Asylrechtskundiger Beratungsdienst am Flughafen Rhein-Main
Im Dezember 1992 hat der Deutsche Bundestag umfangreiche verfassungs- und einfachgesetzliche Asylrechtsänderungen vorgenommen. Diesem „Asylkompromiss” begegnete zahlreiche Kritik, wurde jedoch weitgehend mit drei Entscheidungen des Bundesverfassungsgerichts vom 14.05.1996 legitimiert. Der neu geschaffene § 18a AsylVerfG, der das Asylverfahren für Flüchtlinge bei der Einreise auf dem Luftwege in sechs Absätzen regelt, erfuhr durch das Urteil des Bundesverfassungsgerichts (2 BvR 1516/93) eine ergänzende Korrektur dahingehend, dass „der nicht anwaltlich vertretene Antragsteller …. durch organisatorische Maßnahmen Gelegenheit erhalten …. muss – soweit erforderlich unter Einsatz eines Sprachmittlers – kostenlos asylrechtskundige Beratung in Anspruch zu nehmen, um die Erfolgsaussichten einer etwaigen Beschreitung des Rechtsweges beurteilen zu können. Diese Beratung kann durch jede dafür geeignete, von den Entscheidungsträgern unabhängige, im Flughafenbereich verfügbare und in Asylrechtsfragen kundige Person oder Stelle erfolgen. Es ist Sache des Gesetzgebers und der mit der Durchführung des Asylverfahrensgesetzes betrauten Behörden zu entscheiden, auf welchem Wege – insbesondere durch welche dafür geeignete Person oder Stellen – diese Beratung erfolgen soll.
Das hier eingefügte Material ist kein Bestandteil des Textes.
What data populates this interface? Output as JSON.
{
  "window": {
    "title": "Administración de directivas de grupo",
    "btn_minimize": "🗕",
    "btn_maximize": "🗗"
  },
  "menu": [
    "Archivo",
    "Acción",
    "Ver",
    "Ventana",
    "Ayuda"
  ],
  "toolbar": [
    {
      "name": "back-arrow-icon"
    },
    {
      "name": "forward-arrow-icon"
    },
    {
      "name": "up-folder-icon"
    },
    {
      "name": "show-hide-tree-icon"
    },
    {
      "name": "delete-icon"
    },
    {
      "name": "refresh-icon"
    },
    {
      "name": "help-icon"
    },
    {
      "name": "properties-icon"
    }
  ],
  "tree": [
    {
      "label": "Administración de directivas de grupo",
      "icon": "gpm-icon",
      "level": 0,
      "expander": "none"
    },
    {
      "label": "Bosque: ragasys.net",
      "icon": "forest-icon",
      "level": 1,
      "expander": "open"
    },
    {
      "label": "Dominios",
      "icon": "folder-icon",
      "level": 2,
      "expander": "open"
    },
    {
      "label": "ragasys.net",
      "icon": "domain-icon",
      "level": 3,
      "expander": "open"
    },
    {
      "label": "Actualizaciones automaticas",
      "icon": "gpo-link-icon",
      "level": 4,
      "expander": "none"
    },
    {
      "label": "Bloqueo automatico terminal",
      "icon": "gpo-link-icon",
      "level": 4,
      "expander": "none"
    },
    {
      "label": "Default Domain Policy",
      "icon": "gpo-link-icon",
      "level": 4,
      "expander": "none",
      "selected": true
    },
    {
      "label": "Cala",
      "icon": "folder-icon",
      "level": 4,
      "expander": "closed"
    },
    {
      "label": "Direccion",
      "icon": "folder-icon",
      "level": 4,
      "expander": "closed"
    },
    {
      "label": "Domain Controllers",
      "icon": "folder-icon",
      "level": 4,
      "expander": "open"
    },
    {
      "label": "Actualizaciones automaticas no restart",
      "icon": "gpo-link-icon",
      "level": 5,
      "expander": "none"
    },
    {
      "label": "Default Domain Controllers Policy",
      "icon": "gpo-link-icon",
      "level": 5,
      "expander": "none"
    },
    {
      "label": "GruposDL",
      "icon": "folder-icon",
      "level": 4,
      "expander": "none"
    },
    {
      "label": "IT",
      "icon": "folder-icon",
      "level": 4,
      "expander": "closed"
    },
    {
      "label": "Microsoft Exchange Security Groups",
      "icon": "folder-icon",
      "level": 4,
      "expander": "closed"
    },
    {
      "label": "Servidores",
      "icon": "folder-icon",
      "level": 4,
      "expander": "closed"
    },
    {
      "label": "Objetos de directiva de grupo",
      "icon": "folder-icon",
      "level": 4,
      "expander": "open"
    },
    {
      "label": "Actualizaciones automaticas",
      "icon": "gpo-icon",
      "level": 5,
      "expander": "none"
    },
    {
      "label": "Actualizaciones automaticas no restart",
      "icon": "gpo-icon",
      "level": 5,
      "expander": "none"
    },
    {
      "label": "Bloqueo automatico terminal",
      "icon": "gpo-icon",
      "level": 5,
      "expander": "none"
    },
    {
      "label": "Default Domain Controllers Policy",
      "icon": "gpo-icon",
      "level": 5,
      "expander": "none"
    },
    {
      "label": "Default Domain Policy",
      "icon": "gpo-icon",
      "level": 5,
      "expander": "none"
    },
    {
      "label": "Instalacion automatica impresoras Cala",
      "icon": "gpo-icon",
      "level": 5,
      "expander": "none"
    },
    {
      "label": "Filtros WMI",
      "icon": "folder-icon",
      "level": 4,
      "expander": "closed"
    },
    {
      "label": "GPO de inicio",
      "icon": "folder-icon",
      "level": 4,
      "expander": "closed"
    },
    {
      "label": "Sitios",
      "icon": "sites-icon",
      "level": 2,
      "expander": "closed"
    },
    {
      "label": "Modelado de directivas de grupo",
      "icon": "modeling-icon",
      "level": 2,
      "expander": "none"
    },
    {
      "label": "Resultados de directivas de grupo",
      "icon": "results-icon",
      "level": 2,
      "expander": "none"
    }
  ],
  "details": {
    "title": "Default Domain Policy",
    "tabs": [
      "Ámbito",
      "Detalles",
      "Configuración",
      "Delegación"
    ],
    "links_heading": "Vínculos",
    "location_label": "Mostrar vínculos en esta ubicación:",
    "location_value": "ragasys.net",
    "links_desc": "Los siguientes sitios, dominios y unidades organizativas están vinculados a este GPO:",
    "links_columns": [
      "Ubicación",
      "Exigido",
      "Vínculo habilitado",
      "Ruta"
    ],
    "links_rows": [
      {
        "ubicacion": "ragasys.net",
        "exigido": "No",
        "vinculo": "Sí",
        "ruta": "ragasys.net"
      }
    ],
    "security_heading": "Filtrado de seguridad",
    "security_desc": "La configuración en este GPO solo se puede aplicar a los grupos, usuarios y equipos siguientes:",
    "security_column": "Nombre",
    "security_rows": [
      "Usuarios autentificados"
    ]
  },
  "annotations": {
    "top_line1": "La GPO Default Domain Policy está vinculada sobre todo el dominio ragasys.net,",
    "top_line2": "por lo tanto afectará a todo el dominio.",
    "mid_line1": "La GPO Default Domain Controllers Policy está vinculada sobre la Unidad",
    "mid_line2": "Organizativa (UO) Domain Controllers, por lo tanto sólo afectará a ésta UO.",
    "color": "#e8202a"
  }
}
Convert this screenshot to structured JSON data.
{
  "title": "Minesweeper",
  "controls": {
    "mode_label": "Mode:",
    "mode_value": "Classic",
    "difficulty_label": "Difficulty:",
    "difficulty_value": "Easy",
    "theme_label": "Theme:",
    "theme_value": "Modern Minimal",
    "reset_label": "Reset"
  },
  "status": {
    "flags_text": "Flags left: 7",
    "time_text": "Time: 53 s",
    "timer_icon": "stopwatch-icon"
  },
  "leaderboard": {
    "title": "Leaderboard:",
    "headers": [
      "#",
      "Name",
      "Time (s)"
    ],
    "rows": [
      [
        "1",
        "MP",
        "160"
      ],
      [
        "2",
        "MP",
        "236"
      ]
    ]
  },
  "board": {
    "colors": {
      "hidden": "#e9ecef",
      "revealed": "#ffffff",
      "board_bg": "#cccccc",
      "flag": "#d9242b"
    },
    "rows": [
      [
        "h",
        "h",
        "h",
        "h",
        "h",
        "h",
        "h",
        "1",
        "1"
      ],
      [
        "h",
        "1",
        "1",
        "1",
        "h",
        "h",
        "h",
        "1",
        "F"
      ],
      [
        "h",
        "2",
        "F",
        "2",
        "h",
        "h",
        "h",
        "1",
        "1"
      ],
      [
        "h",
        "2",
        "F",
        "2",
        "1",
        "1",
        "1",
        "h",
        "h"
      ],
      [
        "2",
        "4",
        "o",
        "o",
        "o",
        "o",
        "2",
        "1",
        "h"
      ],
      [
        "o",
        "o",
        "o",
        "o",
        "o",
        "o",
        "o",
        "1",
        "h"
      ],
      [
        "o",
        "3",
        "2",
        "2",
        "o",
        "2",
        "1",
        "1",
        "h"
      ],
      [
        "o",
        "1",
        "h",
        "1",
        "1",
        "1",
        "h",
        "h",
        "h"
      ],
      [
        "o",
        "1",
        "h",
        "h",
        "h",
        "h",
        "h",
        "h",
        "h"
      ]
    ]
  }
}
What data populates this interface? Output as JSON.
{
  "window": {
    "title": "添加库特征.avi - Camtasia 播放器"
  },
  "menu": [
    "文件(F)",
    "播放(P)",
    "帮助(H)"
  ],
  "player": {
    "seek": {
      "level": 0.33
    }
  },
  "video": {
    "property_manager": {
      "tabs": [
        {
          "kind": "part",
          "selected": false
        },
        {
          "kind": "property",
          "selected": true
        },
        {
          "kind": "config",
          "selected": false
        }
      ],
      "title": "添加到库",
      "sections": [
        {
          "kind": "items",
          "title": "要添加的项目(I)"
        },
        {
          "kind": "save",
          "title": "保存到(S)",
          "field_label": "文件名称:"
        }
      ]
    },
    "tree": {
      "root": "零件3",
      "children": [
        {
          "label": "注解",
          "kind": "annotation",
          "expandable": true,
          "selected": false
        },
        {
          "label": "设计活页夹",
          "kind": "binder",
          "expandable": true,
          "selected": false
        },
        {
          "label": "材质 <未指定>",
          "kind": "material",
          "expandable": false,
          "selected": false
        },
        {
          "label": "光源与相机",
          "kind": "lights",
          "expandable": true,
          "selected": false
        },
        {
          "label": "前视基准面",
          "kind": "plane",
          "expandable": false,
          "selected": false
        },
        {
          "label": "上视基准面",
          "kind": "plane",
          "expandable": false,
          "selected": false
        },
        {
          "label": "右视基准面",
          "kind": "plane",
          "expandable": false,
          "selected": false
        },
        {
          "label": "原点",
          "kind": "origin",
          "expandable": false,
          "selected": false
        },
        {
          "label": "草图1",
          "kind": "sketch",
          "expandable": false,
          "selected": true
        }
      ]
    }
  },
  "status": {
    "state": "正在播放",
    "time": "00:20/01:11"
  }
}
Die Beratung kann auch Hilfe bei der Formulierung des beim Gericht zu stellenden Antrags und seiner Begründung und bei der Gewinnung eines zur Vertretung bereiten Rechtsanwalts umfassen”.Um diesen verfassungsgerichtlichen Vorgaben gerecht zu werden, hat das Bundesinnenministerium mit dem Frankfurter Anwaltsverein am 18.05.1998 einen Vertrag geschlossen, wonach letzterer die asylrechtskundige unabhängige und kostenlose Beratung organisiert. Derzeit sind 55 Rechtsanwältinnen und Rechtsanwälte an diesem Beratungsdienst beteiligt. Für diesen Dienst werden die Kolleginnen und Kollegen im geringen Umfang vom Bundesamt für Migration und Flüchtlinge je nach Aufwand vergütet.
Der Vorstand des Frankfurter Anwaltsvereins hat sich entschlossen, den Kreis der an der asylrechtskundigen Beratung teilnehmenden Kolleginnen und Kollegen nicht mehr zu erweitern; nur im Falle des Ausscheidens einer Kollegin / Kollegen am Beratungsdienst soll diese(r) ersetzt werden.
Die Geschäftsstelle des Frankfurter Anwaltsvereins teilt die Rechtsanwältinnen und Rechtsanwälte täglich einem Datum zu, die dann auf Abruf die Rechtsberatung am Frankfurter Flughafen leisten. Diese entscheiden dann, ob ein Rechtsmittel gegen die Entscheidung des Bundesamtes für Migration und Flüchtlinge mit Aussicht auf Erfolg eingelegt werden können. Gegebenenfalls wird dann eine Klage erhoben und ein Eilantrag gestellt. Das zuständige Verwaltungsgericht muss dann gemäß § 18 Abs. 6 Ziffer 3 AsylVfG innerhalb von 14 Tagen über diesen Eilantrag entscheiden, anderenfalls dem Ausländer die Einreise zu gestatten ist.
Im Jahre 2005 gab es 472 Asylanträge am Frankfurter Flughafen, wovon 182 Asylsuchende dann einreisen durften. 235 Anträge wurden als offensichtlich unbegründet abgelehnt, wovon wiederum 181 Asylsuchende Rechtsmittel beim Verwaltungsgericht eingelegt haben. 19 Anträgen hatten Erfolg; 148 wurden abgelehnt.
Die Zahlen für das Jahr 2006 liegen noch nicht vor.
Verantwortlich für den asylrechtlichen Notdienst im Vorstand des Frankfurter Anwaltsvereins e.V ist Herr Rechtsanwalt Johannes Hallenberger.